Google on Monday suffered interruption of services due to a configuration error made by an internet service provider in Nigeria during a network upgrade that resulted in traffic being rerouted to China and Russia.
TheNewsGuru (TNG) reports MainOne, a major internet service provider, confirmed the development, but said “we are not aware that any Google services were compromised as a result”.
“In the early hours of Tuesday, MainOne experienced a technical glitch during a planned network upgrade and access to some Google services was impacted. The error was accidental on our part; we are not aware that any Google services were compromised as a result. We promptly corrected the situation at our end and are doing all that is necessary to ensure it doesn’t happen again,” the ISP said.
Prior to MainOne’s explanation, there have been speculations that Monday’s 74-minute data reroute to China and Russia might have been intentional, in what has been described as data hijacking.

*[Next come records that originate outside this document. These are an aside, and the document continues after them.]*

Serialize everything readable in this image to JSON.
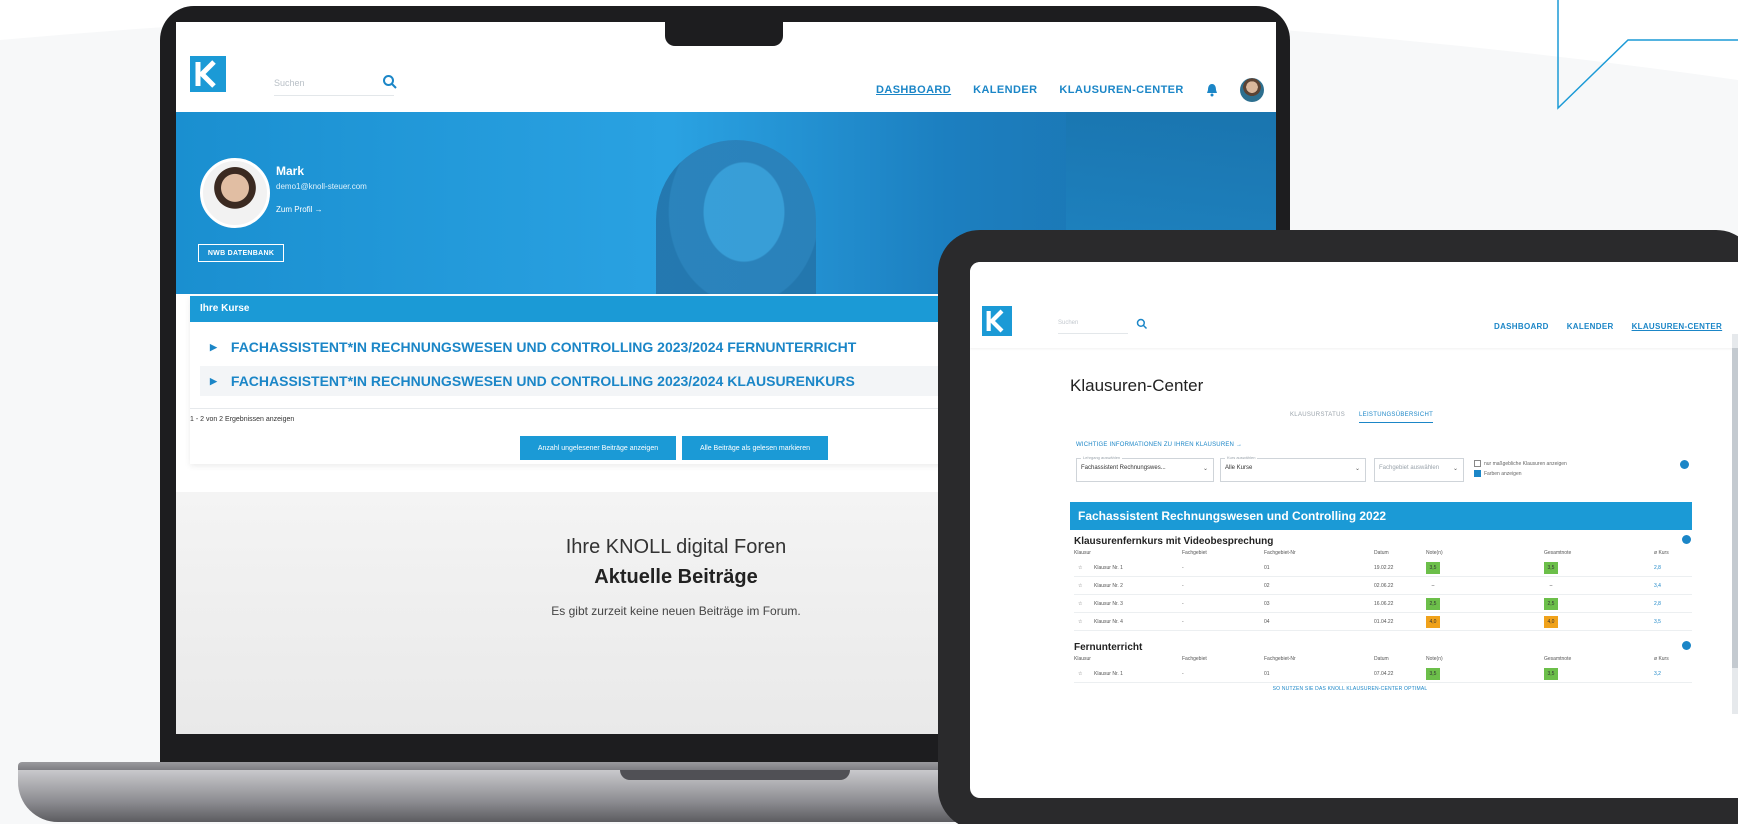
{
  "colors": {
    "brand_blue": "#1b9ad6",
    "link_blue": "#1b86c7",
    "grade_green": "#6cbf4a",
    "grade_orange": "#f0a21b"
  },
  "laptop": {
    "nav": {
      "search_placeholder": "Suchen",
      "links": [
        "DASHBOARD",
        "KALENDER",
        "KLAUSUREN-CENTER"
      ],
      "active_link": "DASHBOARD"
    },
    "profile": {
      "name": "Mark",
      "email": "demo1@knoll-steuer.com",
      "profile_link": "Zum Profil →",
      "nwb_button": "NWB DATENBANK"
    },
    "courses": {
      "header": "Ihre Kurse",
      "items": [
        "FACHASSISTENT*IN RECHNUNGSWESEN UND CONTROLLING 2023/2024 FERNUNTERRICHT",
        "FACHASSISTENT*IN RECHNUNGSWESEN UND CONTROLLING 2023/2024 KLAUSURENKURS"
      ],
      "result_count": "1 - 2 von 2 Ergebnissen anzeigen",
      "btn_unread": "Anzahl ungelesener Beiträge anzeigen",
      "btn_mark_read": "Alle Beiträge als gelesen markieren"
    },
    "forum": {
      "title": "Ihre KNOLL digital Foren",
      "subtitle": "Aktuelle Beiträge",
      "empty": "Es gibt zurzeit keine neuen Beiträge im Forum."
    }
  },
  "tablet": {
    "nav": {
      "search_placeholder": "Suchen",
      "links": [
        "DASHBOARD",
        "KALENDER",
        "KLAUSUREN-CENTER"
      ],
      "active_link": "KLAUSUREN-CENTER"
    },
    "title": "Klausuren-Center",
    "tabs": [
      "KLAUSURSTATUS",
      "LEISTUNGSÜBERSICHT"
    ],
    "active_tab": "LEISTUNGSÜBERSICHT",
    "info_link": "WICHTIGE INFORMATIONEN ZU IHREN KLAUSUREN →",
    "filters": {
      "course": {
        "label": "Lehrgang auswählen",
        "value": "Fachassistent Rechnungswes..."
      },
      "kurs": {
        "label": "Kurs auswählen",
        "value": "Alle Kurse"
      },
      "fachgebiet": {
        "value": "Fachgebiet auswählen"
      },
      "check_unfinished": "nur maßgebliche Klausuren anzeigen",
      "check_colors": "Farben anzeigen"
    },
    "banner": "Fachassistent Rechnungswesen und Controlling 2022",
    "columns": [
      "Klausur",
      "Fachgebiet",
      "Fachgebiet-Nr",
      "Datum",
      "Note(n)",
      "Gesamtnote",
      "ø Kurs"
    ],
    "sections": [
      {
        "title": "Klausurenfernkurs mit Videobesprechung",
        "rows": [
          {
            "klausur": "Klausur Nr. 1",
            "fachgebiet": "-",
            "nr": "01",
            "datum": "19.02.22",
            "note": "3,5",
            "gesamt": "3,5",
            "kurs": "2,8",
            "color": "green"
          },
          {
            "klausur": "Klausur Nr. 2",
            "fachgebiet": "-",
            "nr": "02",
            "datum": "02.06.22",
            "note": "–",
            "gesamt": "–",
            "kurs": "3,4",
            "color": "none"
          },
          {
            "klausur": "Klausur Nr. 3",
            "fachgebiet": "-",
            "nr": "03",
            "datum": "16.06.22",
            "note": "2,5",
            "gesamt": "2,5",
            "kurs": "2,8",
            "color": "green"
          },
          {
            "klausur": "Klausur Nr. 4",
            "fachgebiet": "-",
            "nr": "04",
            "datum": "01.04.22",
            "note": "4,0",
            "gesamt": "4,0",
            "kurs": "3,5",
            "color": "orange"
          }
        ]
      },
      {
        "title": "Fernunterricht",
        "rows": [
          {
            "klausur": "Klausur Nr. 1",
            "fachgebiet": "-",
            "nr": "01",
            "datum": "07.04.22",
            "note": "3,5",
            "gesamt": "3,5",
            "kurs": "3,2",
            "color": "green"
          }
        ]
      }
    ],
    "footer_link": "SO NUTZEN SIE DAS KNOLL KLAUSUREN-CENTER OPTIMAL"
  }
}
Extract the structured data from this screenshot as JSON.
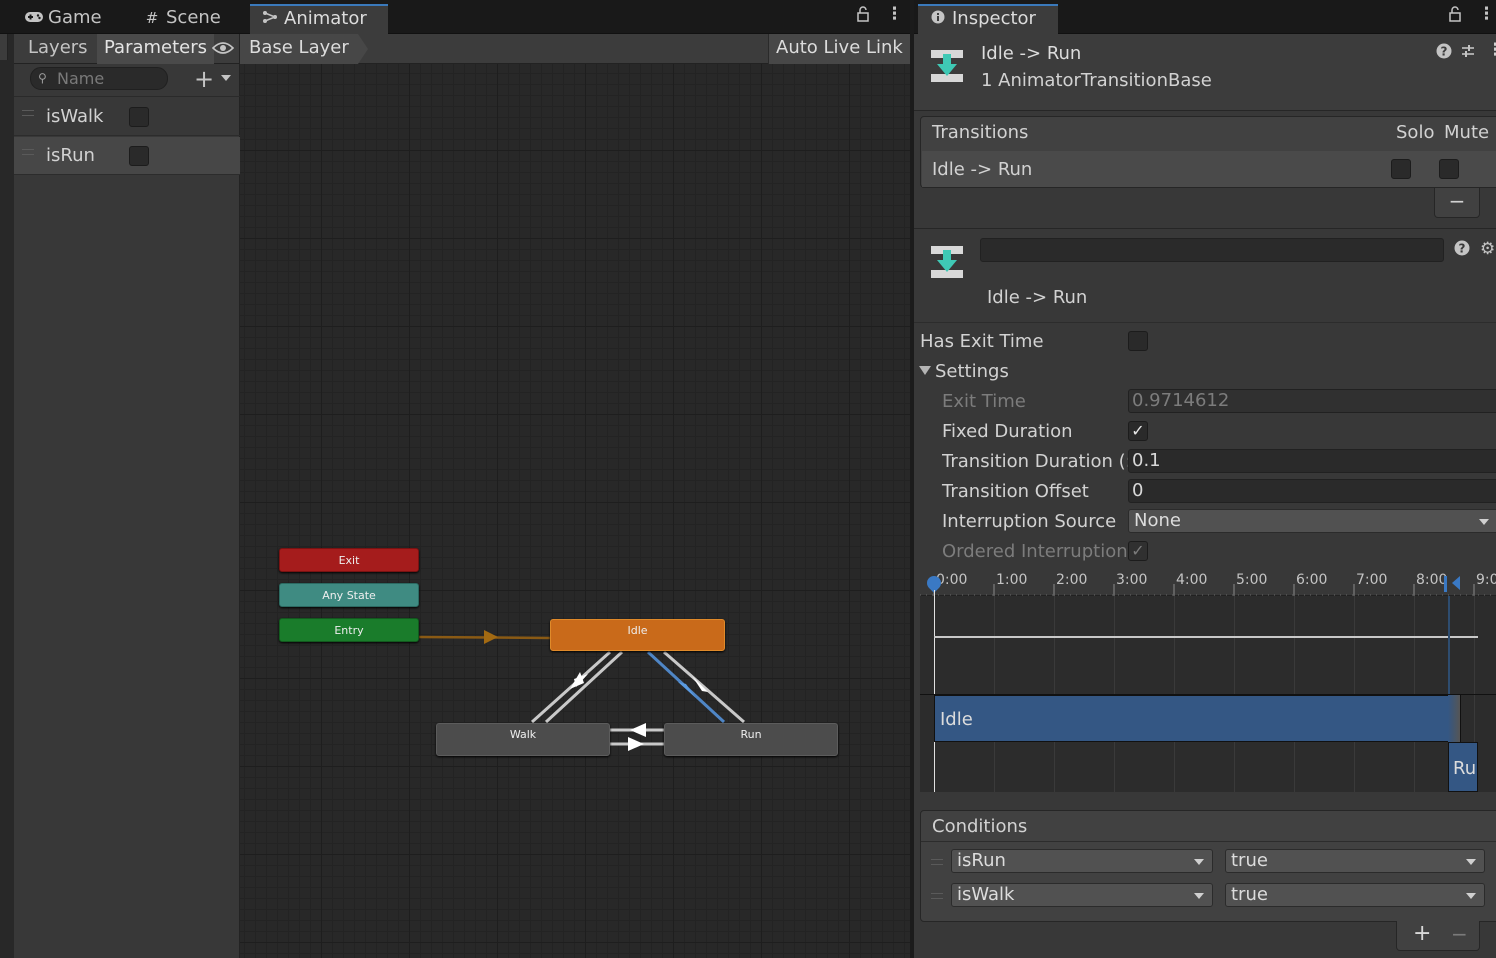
{
  "tabs_left": [
    {
      "label": "Game",
      "icon": "gamepad-icon"
    },
    {
      "label": "Scene",
      "icon": "grid-icon"
    },
    {
      "label": "Animator",
      "icon": "animator-icon"
    }
  ],
  "tabs_right": [
    {
      "label": "Inspector",
      "icon": "info-icon"
    }
  ],
  "left_panel": {
    "tabs": [
      "Layers",
      "Parameters"
    ],
    "search_placeholder": "Name",
    "parameters": [
      {
        "name": "isWalk",
        "value": false
      },
      {
        "name": "isRun",
        "value": false
      }
    ]
  },
  "graph": {
    "breadcrumb": "Base Layer",
    "auto_live_link": "Auto Live Link",
    "nodes": {
      "exit": "Exit",
      "any_state": "Any State",
      "entry": "Entry",
      "idle": "Idle",
      "walk": "Walk",
      "run": "Run"
    }
  },
  "inspector": {
    "title": "Idle -> Run",
    "subtitle": "1 AnimatorTransitionBase",
    "transitions_header": "Transitions",
    "solo": "Solo",
    "mute": "Mute",
    "transition_item": "Idle -> Run",
    "transition_name_field": "",
    "transition_label": "Idle -> Run",
    "has_exit_time_label": "Has Exit Time",
    "settings_label": "Settings",
    "settings": {
      "exit_time_label": "Exit Time",
      "exit_time_value": "0.9714612",
      "fixed_duration_label": "Fixed Duration",
      "transition_duration_label": "Transition Duration (:",
      "transition_duration_value": "0.1",
      "transition_offset_label": "Transition Offset",
      "transition_offset_value": "0",
      "interruption_source_label": "Interruption Source",
      "interruption_source_value": "None",
      "ordered_interruption_label": "Ordered Interruption"
    },
    "timeline": {
      "ticks": [
        "0:00",
        "1:00",
        "2:00",
        "3:00",
        "4:00",
        "5:00",
        "6:00",
        "7:00",
        "8:00",
        "9:0"
      ],
      "idle_clip": "Idle",
      "run_clip": "Run"
    },
    "conditions_header": "Conditions",
    "conditions": [
      {
        "param": "isRun",
        "value": "true"
      },
      {
        "param": "isWalk",
        "value": "true"
      }
    ],
    "add": "+",
    "remove": "−"
  },
  "colors": {
    "accent": "#3a79bb",
    "idle_node": "#c8661a",
    "exit_node": "#a01d1d",
    "entry_node": "#1b7a2c",
    "any_state_node": "#3d8a80",
    "walk_run_node": "#4a4a4a"
  }
}
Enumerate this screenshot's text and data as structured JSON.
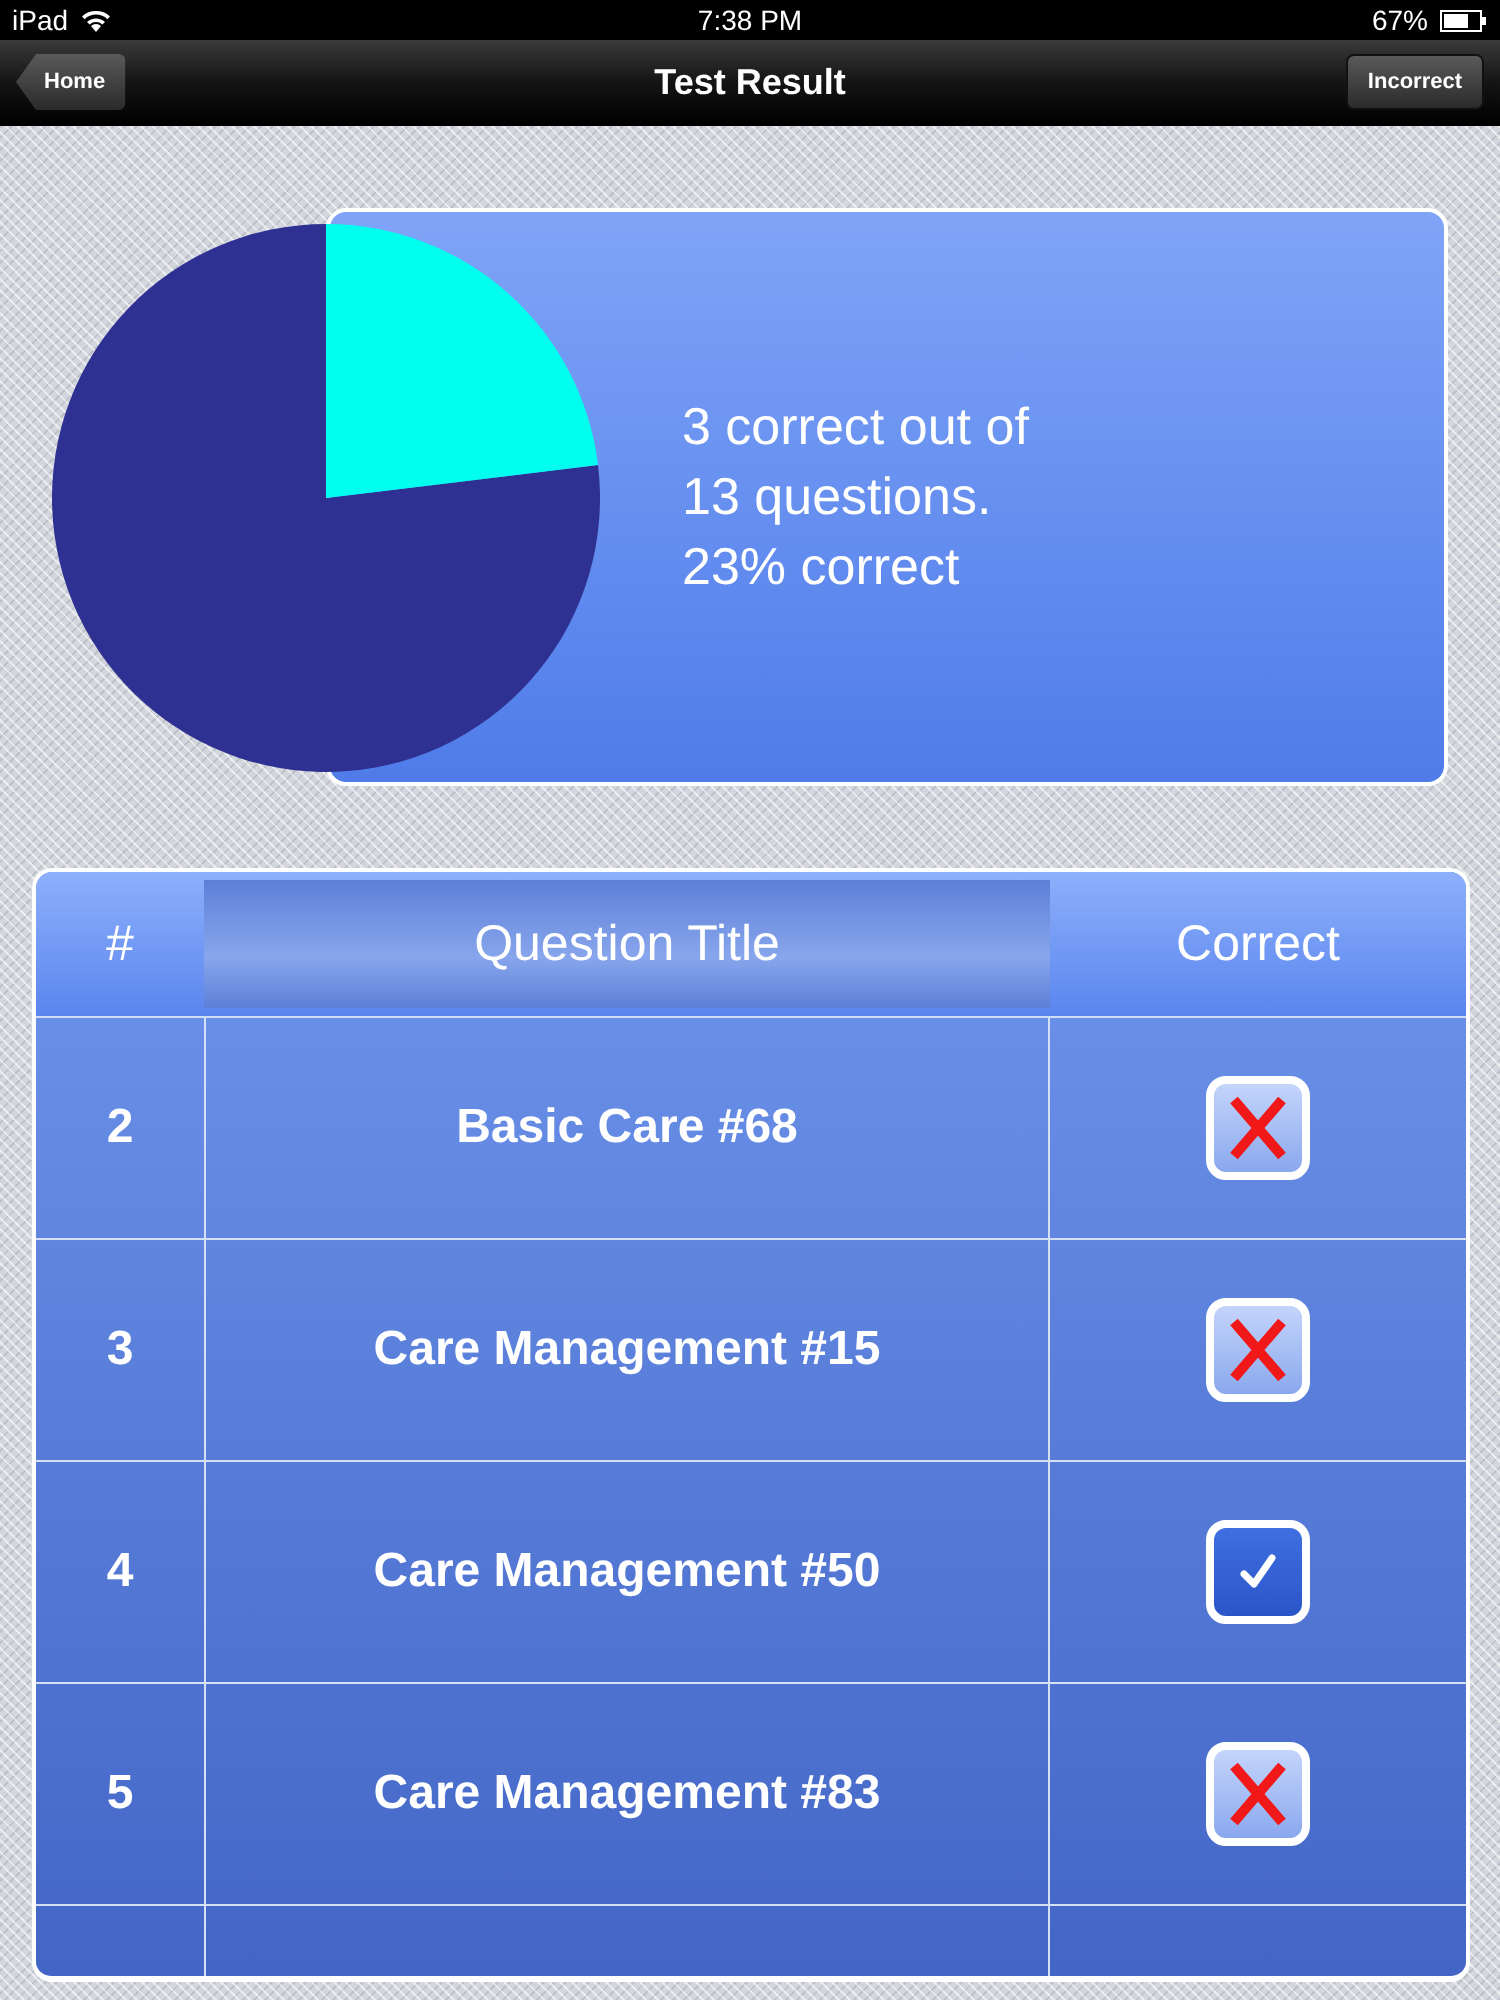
{
  "status_bar": {
    "device": "iPad",
    "time": "7:38 PM",
    "battery": "67%"
  },
  "nav_bar": {
    "back_button": "Home",
    "title": "Test Result",
    "right_button": "Incorrect"
  },
  "summary": {
    "lines": [
      "3 correct out of",
      "13 questions.",
      "23% correct"
    ]
  },
  "table": {
    "columns": [
      "#",
      "Question Title",
      "Correct"
    ],
    "rows": [
      {
        "number": "2",
        "title": "Basic Care #68",
        "correct": false
      },
      {
        "number": "3",
        "title": "Care Management #15",
        "correct": false
      },
      {
        "number": "4",
        "title": "Care Management #50",
        "correct": true
      },
      {
        "number": "5",
        "title": "Care Management #83",
        "correct": false
      }
    ]
  }
}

According to experts’ analyses, the type of traffic misdirection involved can knock essential services offline and facilitate espionage and financial theft. They can also be used to block access to information by sending data requests into internet black holes. Experts say China, in particular, has systematically hijacked and diverted U.S. internet traffic.
However, according to MainOne’s spokesman, Tayo Ashiru, the problem was as a resulted of human error, saying “Everyone is pretty confident that nothing untoward took place”.
He said engineers mistakenly forwarded to China Telecom addresses for Google services that were supposed to be local. The Chinese company, in turn, sent along the bad data to Russia’s TransTelecom, a major internet presence.
Ashiru said MainOne did not yet understand why China Telecom did that, as the state-run company normally doesn’t allow Google traffic on its network.
Explaining why the traffic rerouting resulted in disruption of Google services, Alex Henthorn-Iwane, an executive at the network-intelligence company, ThousandEyes, said the traffic diversion into China created a detour with a dead end, preventing users from accessing the affected Google services.
He said Monday’s incident offered yet another lesson in the internet’s susceptibility to “unpredictable and destabilizing events. If this could happen to a company with the scale and resources available that Google has, realize it could happen to anyone.”
The diversion, known as border gateway protocol route hijacking, is built into the internet, which was designed for collaboration by trusted parties – not competition by hostile nation-states. Experts say it is fixable but that would require investments in encrypted routers that the industry has resisted.
ThousandEyes said the diversion at minimum made Google’s search and business collaboration tools difficult or impossible to reach and “put valuable Google traffic in the hands of ISPs in countries with a long history of Internet surveillance.”
Most network traffic to Google services – 94 percent as of Oct. 27 – is encrypted, which shields it from prying eyes even if diverted. But work was interrupted on services like G-Suite, which Google CEO Sundar Pichai in February said had more than 4 million businesses as customers. G-Suite and Google Cloud combined generate about $4 billion in revenue each year.
Google did not quantify the disruption other than to say in a statement that “access to some Google services was impacted.”
The internet giant also said it had no reason to believe the traffic hijacking was malicious.
Google Search, cloud hosting, and G-Suite collaborative business tools were among services disrupted.